Big changes set by park for elk hunt
By Angus M. Thuermer Jr., Jackson Hole, Wyoming
March 14, 2013
Grand Teton National Park will make sweeping changes to its controversial elk hunt to reduce danger to grizzlies and hunters and curb the number of wounded elk.
The changes, to begin this fall, include closing a timbered area along the banks of the Snake River where a grizzly was shot and killed last Thanksgiving. The park also will limit hunters to no more than seven cartridges a day and prohibit them from taking more than one shot at a herd of running elk.
Grand Teton also will ban lead ammunition to avoid poisoning scavengers. To replace hunting acreage lost to the river-bottom closure, officials will allow hunting south of the Gros Ventre Road to Kelly.
The changes were designed after Teton park officials consulted with the Wyoming Game and Fish Department. The rule changes come on the heels of an investigation that concluded that a family of elk hunters from Cody that killed the grizzly last year appeared to have acted in self-defense.
The changes brought cautious approval from the Jackson Hole Conservation Alliance.
“The alliance thinks that’s some steps in the right direction,” Wildlands Director Cory Hatch said.
A longtime critic of the hunt, officially called an elk reduction program, was less enthusiastic.
“Just close the park hunt and get it done with,” wildlife photographer Tom Mangelsen said. “It’s still dangerous. You’re putting a Band-Aid on the problem.”
Grand Teton is authorized, when necessary, to host the hunt, in which civilians are deputized to shoot elk. Park biologists have said the hunt will probably be necessary as long as elk are fed during the winter on the National Elk Refuge, boosting their numbers.
The ammunition limit mirrors restrictions on the nearby elk refuge, which also holds an annual hunt to cull the herd. Limiting hunters to a single shot at a herd of running elk will reduce the potential for “wounding loss,” the park said in announcing the program.
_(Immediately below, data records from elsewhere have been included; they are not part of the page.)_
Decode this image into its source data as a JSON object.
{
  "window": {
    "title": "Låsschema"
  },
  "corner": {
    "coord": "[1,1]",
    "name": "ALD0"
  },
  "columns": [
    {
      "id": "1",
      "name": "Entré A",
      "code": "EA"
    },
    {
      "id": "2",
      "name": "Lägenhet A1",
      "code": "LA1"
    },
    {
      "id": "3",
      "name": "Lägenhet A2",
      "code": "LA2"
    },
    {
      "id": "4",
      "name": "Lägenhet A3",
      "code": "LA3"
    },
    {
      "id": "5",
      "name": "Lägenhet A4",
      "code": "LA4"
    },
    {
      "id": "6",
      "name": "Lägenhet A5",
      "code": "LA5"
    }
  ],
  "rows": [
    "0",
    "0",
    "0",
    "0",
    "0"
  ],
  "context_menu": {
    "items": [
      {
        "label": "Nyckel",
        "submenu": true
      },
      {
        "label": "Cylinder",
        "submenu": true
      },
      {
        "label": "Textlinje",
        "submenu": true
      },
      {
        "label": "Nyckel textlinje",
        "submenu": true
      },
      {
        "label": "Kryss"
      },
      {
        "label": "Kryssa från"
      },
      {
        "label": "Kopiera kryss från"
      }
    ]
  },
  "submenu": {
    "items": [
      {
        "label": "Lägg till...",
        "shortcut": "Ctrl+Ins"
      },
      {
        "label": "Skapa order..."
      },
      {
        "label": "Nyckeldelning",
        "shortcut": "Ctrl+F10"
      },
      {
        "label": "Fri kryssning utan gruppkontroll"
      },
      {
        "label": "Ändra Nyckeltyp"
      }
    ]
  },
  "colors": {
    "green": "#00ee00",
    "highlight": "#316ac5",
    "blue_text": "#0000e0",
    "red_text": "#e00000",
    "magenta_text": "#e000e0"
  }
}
“It’s a way to make a hunter slow down, focus on a single animal,” park spokeswoman Jackie Skaggs said.
Park senior biologist Steve Cain agreed.
“It is to encourage appropriate hunter behavior,” he said.
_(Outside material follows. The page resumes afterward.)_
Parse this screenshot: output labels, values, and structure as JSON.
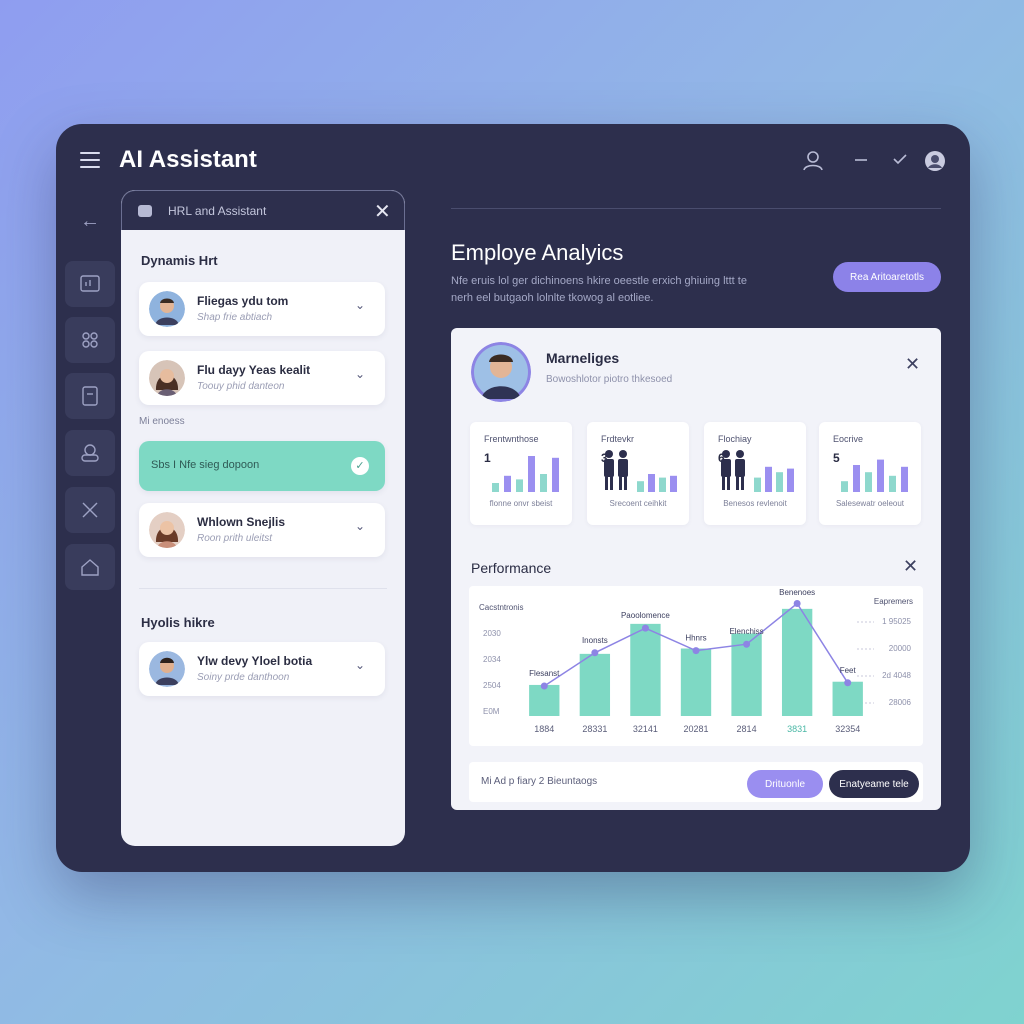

While shooting at herds instead of an individual animal is not common, he said, rangers have witnessed a hunter fire 20 rounds at running elk from a long distance.
“It will be enforced with discretion,” Cain said of the rule.
The river-bottom area to be closed extends from Deadmans Bar road to Ditch Creek. Leaving that zone hunter-free should “decrease the probability of grizzly bear-hunter conflicts in an area of thick timber and poor visibility,” the park said.
Banning lead ammunition also copies a refuge policy. Park rangers already are required to use lead-free ammo for dispatching sick or wounded animals.
Because the hunters are deputized rangers, the requirement is simply a strict application of existing rules, Hatch said.
“It’s good for scavengers and the hunters and their families that eat the elk,” he said.
The park will open to hunting the area south of the Gros Ventre Road between the Gros Ventre Junction and a point just west of the Gros Ventre campground. It also will make other changes to hunt areas to spread hunters out and target elk that live in the park in the summer.